By Tina Amanda

A call to action from the civil society group, Strengthening Civic Advocacy and Local Engagement (SCALE) project, has stressed the urgent need in the fight against tuberculosis (TB).

SCALE is urging governments at all levels, corporate bodies, stakeholders, and individuals to actively support activities related to TB care.

Speaking during a Private Sector Engagement Forum on the Nigeria Tuberculosis (TB) response, organized by Palladium under SCALE project, in partnership with the National Tuberculosis and Leprosy Control Program (NTBLCP) Port Harcourt, Director Public Health, Cross Rivers State, Dr Jonah Bassey Ofo, said Tuberculosis is the second leading infectious killer globally after COVID-19 (above HIV and AIDS).

“Nigeria ranks first in Africa and sixth globally accounting for over 70% of the global gap in TB case detection and notification.

“Tuberculosis is a highly infectious disease it affects lots of people in the country and the disease is airborne, it is transmitted from person to person.
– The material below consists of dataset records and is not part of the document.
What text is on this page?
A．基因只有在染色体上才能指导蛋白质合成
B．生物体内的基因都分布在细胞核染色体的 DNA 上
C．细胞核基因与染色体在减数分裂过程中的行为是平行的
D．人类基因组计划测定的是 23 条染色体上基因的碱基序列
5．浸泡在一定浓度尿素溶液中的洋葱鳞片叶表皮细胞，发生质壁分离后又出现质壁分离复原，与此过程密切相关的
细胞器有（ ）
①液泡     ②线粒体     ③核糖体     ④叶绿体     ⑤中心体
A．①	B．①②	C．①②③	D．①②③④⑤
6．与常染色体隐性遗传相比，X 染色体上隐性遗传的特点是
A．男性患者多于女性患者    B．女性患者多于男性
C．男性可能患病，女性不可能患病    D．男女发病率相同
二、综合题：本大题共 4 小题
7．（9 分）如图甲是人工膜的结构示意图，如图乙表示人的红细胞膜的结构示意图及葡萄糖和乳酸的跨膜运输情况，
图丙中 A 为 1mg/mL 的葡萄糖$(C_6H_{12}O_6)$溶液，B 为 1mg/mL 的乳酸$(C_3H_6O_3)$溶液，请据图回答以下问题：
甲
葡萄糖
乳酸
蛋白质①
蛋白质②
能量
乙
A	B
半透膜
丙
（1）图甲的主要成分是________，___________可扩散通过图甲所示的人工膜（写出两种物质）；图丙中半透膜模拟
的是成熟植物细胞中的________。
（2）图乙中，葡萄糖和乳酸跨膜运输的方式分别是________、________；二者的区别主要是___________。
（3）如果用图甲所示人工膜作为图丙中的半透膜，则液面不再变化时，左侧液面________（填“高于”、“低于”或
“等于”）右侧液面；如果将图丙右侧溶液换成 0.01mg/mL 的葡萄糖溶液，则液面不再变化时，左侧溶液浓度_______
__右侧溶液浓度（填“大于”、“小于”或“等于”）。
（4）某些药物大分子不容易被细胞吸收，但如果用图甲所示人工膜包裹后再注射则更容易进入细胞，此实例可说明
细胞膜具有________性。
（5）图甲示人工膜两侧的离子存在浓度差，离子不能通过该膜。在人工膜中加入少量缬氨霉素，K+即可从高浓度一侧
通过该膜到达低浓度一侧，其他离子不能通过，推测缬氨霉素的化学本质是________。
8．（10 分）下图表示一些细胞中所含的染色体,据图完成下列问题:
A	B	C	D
When an individual inhales air from someone suffering from TB the person could get infected with the bacteria that causes tuberculosis.

“When an individual is infected after some time the person will come down with TB disease. In Nigeria lots of people be it children, women, and men get infected with the disease every year.

“It is a very big public health issue to us as health care providers. Funding activities that have to do with TB care are mostly donor-dependent, foreign donors make funds available for us to diagnose and treat patients.

“Out of Nigeria’s USS 388 million annual budget for TB, 6% is domestic-funded, 24% is donor-funded while 70% remains unfunded.

“Presently the donors are getting tired and there is a need for us as a country, as a people to see how we will live up to our responsibilities by making funds available for TB diagnosis and management.

Dr Stella Makpu, of the National Tuberculosis, Leprosy and Buruli Ulcer Control Program Abuja, said ninety percent of humans have in them the germ that causes tuberculosis.

“TB is in the air you find it anywhere if somebody that has TB coughs, sneezes, or talks the person releases an aerosol that contains the organism a nearby person can always breathe it in. It is risky to inhale air from TB patient q

“Ninety-something percent of the populace has that germ in us, because we do not have a predisposed immune system, so somewhere in the lungs they are quiet. But, if a person gets predisposed by contracting HIV or some disease like diabetes it could bring down the immune system and the TB will surface.

“gone are the days we sit in health facilities and allow patients to come to hospital, especially patients with TB. Now we are taking further steps to go the community and look out for them.

“That is why the SCALE project has decided to train the community and civil society groups. Now we reached out to the media as well as the private sector to help mobilize resources for treating TB patients and getting them diagnosed

“It is good we get them diagnosed on time to break of transmission, once that is done we will be able to curtail TB spread,. TB diagnosis and treatment is free”.